In contrast, people with autism seem to lack the ability to read minds. One celebrated case is Temple Grandin, who has a PhD in animal science and works as a teacher and researcher in the US. Otherwise clearly intel­ligent, she has written several books, three of which describe her own condition and the manner in which she has dealt with it. She has had to teach herself painstakingly how peo­ple act in different circumstances, so that she knows how to behave appropriately in social settings. One bonus arising from this strategy is that her habit of detailed observations of be­haviour has provided insights into the behav­iour of animals. A BBC Horizon documentary about her in 2006 had the rather unkind title, “The Woman Who Thinks Like a Cow”.

Such cases aside, theory of mind can oper­ate to establish intricate networks that guide much of our social activity. In Shakespeare’s Twelfth Night, Maria foresees that Sir Toby will eagerly anticipate that Olivia will judge Malvolio absurdly impertinent to suppose that she wishes him to regard himself as her pre­ferred suitor. Each italicised word attributes a state of mind. Theory of mind is recursive­ we may fancy we know not only what others are thinking, but also what they think we are thinking. In his book Jokes and Their Relation to the Unconscious, Sigmund Freud tells a story of a man who meets a business rival at a train station and asks where he is going. The business rival replies he is going to Minsk. The first man then says, “You’re telling me you’re going to Minsk because you want me to think you’re going to Pinsk. But I happen to know that you are going to Minsk, so why are you lying to me?”

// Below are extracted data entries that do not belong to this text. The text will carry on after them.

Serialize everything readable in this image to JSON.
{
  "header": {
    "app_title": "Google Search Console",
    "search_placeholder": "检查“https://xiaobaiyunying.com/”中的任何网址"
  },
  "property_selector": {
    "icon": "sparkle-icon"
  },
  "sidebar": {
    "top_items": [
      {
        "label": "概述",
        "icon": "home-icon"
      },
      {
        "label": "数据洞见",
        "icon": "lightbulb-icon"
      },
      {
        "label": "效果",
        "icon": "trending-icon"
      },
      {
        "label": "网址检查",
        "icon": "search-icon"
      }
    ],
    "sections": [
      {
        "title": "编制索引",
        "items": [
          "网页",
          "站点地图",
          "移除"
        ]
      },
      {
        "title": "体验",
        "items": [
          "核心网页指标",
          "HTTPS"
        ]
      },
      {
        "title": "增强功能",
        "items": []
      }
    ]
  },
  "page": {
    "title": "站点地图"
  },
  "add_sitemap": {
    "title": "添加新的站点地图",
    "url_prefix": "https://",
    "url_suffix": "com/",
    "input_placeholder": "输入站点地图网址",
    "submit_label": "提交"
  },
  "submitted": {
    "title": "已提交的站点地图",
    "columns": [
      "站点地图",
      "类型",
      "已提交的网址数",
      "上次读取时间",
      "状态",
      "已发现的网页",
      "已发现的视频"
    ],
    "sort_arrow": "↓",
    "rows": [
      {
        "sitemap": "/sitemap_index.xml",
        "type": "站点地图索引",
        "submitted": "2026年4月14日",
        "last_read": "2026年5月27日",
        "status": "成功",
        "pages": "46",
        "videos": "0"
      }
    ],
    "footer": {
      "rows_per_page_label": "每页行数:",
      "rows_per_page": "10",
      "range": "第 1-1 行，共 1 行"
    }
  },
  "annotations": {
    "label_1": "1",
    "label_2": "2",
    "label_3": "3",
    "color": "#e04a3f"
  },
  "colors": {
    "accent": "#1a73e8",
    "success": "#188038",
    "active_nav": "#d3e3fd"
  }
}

It has been suggested that theory of mind arose in the Pleistocene, when our hunter-gatherer forebears had to bond socially in or­der to survive on the open savanna, foraging for food and competing with lions, hyenas and other dangerous animals. But once they had conquered nature, tribes of hominins began to compete with each other, leading to the subtle combination of co-operation and deception that drives our social lives today. The danger­ous animals we must now deal with are not so much snakes as sellers of snake oil. And they are everywhere—in commerce, politics, reli­gion and even, dare I say, the university.